ABRÃO – Para aqueles que não tinham vínculos laborais a lei não oferece opção, a única forma de reparação é a prestação única até R$ 100 mil, independente de quanto tenham sofrido. Neste caso a Comissão nada pode fazer para reduzir injustiças. Já no caso da prestação mensal, a lei oferece dois critérios: a progressão ao topo da carreira e a média de mercado. Desde o governo FHC vinha-se aplicando a progressão ao topo da carreira. Isso gerava distorções enormes. Num exemplo simples: duas pessoas presas juntas por dois anos, que sofreram as mesmas privações, uma era estudante de medicina do último ano, outra recém formada trabalhando em um hospital. Para a primeira a reparação será uma parcela única de 60 salários mínimos, para a segunda uma reparação mensal até o final da vida no valor do salário de um médico, mas retroativos até 1988. Antigamente supunha-se que a segunda pessoa poderia ter chegado ao topo da carreira de médico, ganhando R$ 20 mil mensais, e assim era deferida a reparação, somada de um retroativo que passava dos milhões. Hoje nós buscamos a média remuneratória de um médico, que na maioria das regiões não é muito superior a R$ 3 mil ou R$ 4 mil. Esse exemplo demonstra tanto o modo como trabalhamos para reduzir as assimetrias, quanto os limites para o que podemos fazer sem alterar aquilo que a lei determina.

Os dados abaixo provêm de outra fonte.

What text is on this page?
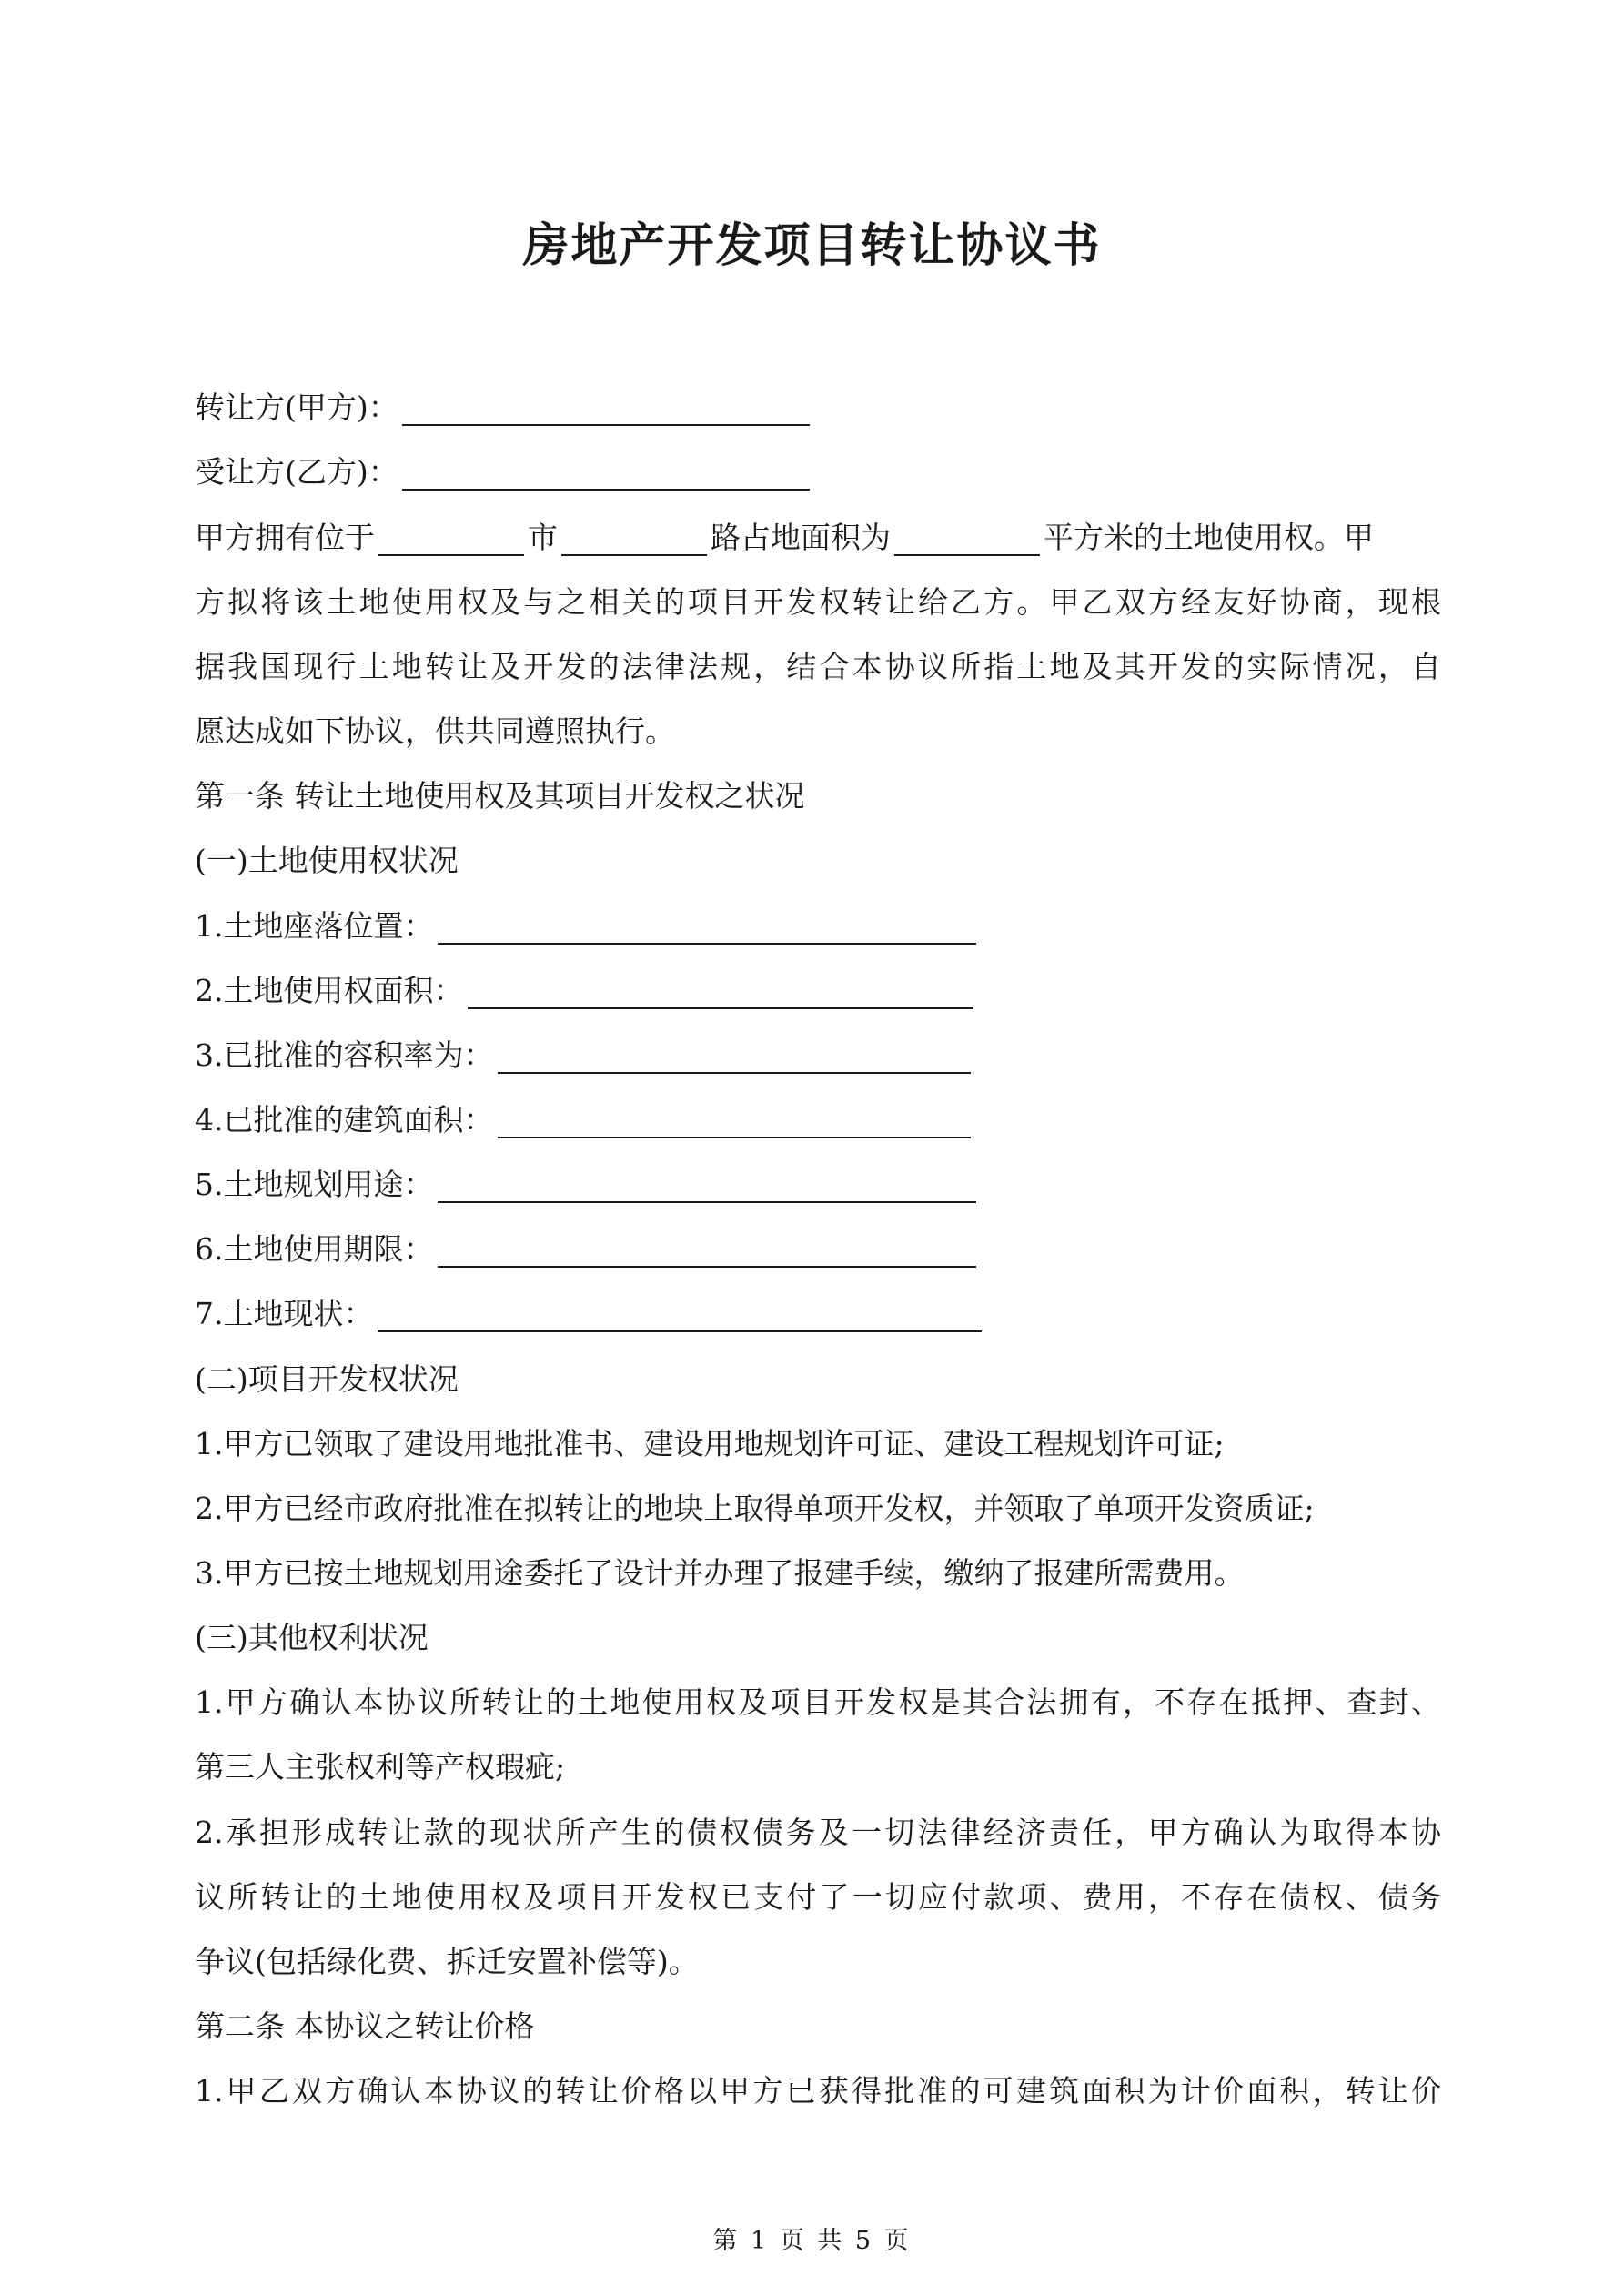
房地产开发项目转让协议书
转让方(甲方)：
受让方(乙方)：
甲方拥有位于	市	路占地面积为	平方米的土地使用权。甲
方拟将该土地使用权及与之相关的项目开发权转让给乙方。甲乙双方经友好协商，现根
据我国现行土地转让及开发的法律法规，结合本协议所指土地及其开发的实际情况，自
愿达成如下协议，供共同遵照执行。
第一条 转让土地使用权及其项目开发权之状况
(一)土地使用权状况
1.土地座落位置：
2.土地使用权面积：
3.已批准的容积率为：
4.已批准的建筑面积：
5.土地规划用途：
6.土地使用期限：
7.土地现状：
(二)项目开发权状况
1.甲方已领取了建设用地批准书、建设用地规划许可证、建设工程规划许可证;
2.甲方已经市政府批准在拟转让的地块上取得单项开发权，并领取了单项开发资质证;
3.甲方已按土地规划用途委托了设计并办理了报建手续，缴纳了报建所需费用。
(三)其他权利状况
1.甲方确认本协议所转让的土地使用权及项目开发权是其合法拥有，不存在抵押、查封、
第三人主张权利等产权瑕疵;
2.承担形成转让款的现状所产生的债权债务及一切法律经济责任，甲方确认为取得本协
议所转让的土地使用权及项目开发权已支付了一切应付款项、费用，不存在债权、债务
争议(包括绿化费、拆迁安置补偿等)。
第二条 本协议之转让价格
1.甲乙双方确认本协议的转让价格以甲方已获得批准的可建筑面积为计价面积，转让价
第 1 页 共 5 页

JC – Existe uma polêmica se a Lei de Anistia de 1979 deve ser estendida ao crime de tortura e a Comissão se posicionou favoravelmente. Por que os torturadores devem ser punidos?
ABRÃO – Essa pergunta deve ser invertida: por que os torturadores não devem ser punidos? Devemos sempre lembrar que a ditadura afastou o Estado de Direito, que sempre negou a prática de tortura, que a anistia a esses crimes não está escrita na lei de 1979 e, ainda, que o Brasil assumiu internacionalmente o compromisso de punir esse tipo de conduta. Defender que os torturadores não devem ser punidos é fazer uma defesa política do regime de exceção, é defender a tese que a ditadura era necessária. O argumento para não punir os torturadores é tão frágil que, para se sustentar, chega a afirmar a existência de crimes como o “estupro político”. Não há, na história do direito, um único tribunal que tenha considerado o estupro de uma pessoa detida como um crime político. Os tribunais do Chile e da Argentina já declararam que as anistias não podem beneficiar os membros dos regimes de exceção, e a Corte Interamericana de Direitos Humanos da Organização dos Estados Americanos, da qual o Brasil faz parte, já anulou efeitos de leis de impunidade no Chile, Paraguai, Peru, Colômbia, Guatemala e Equador. O Brasil segue sozinho na lista dos países onde graça a impunidade.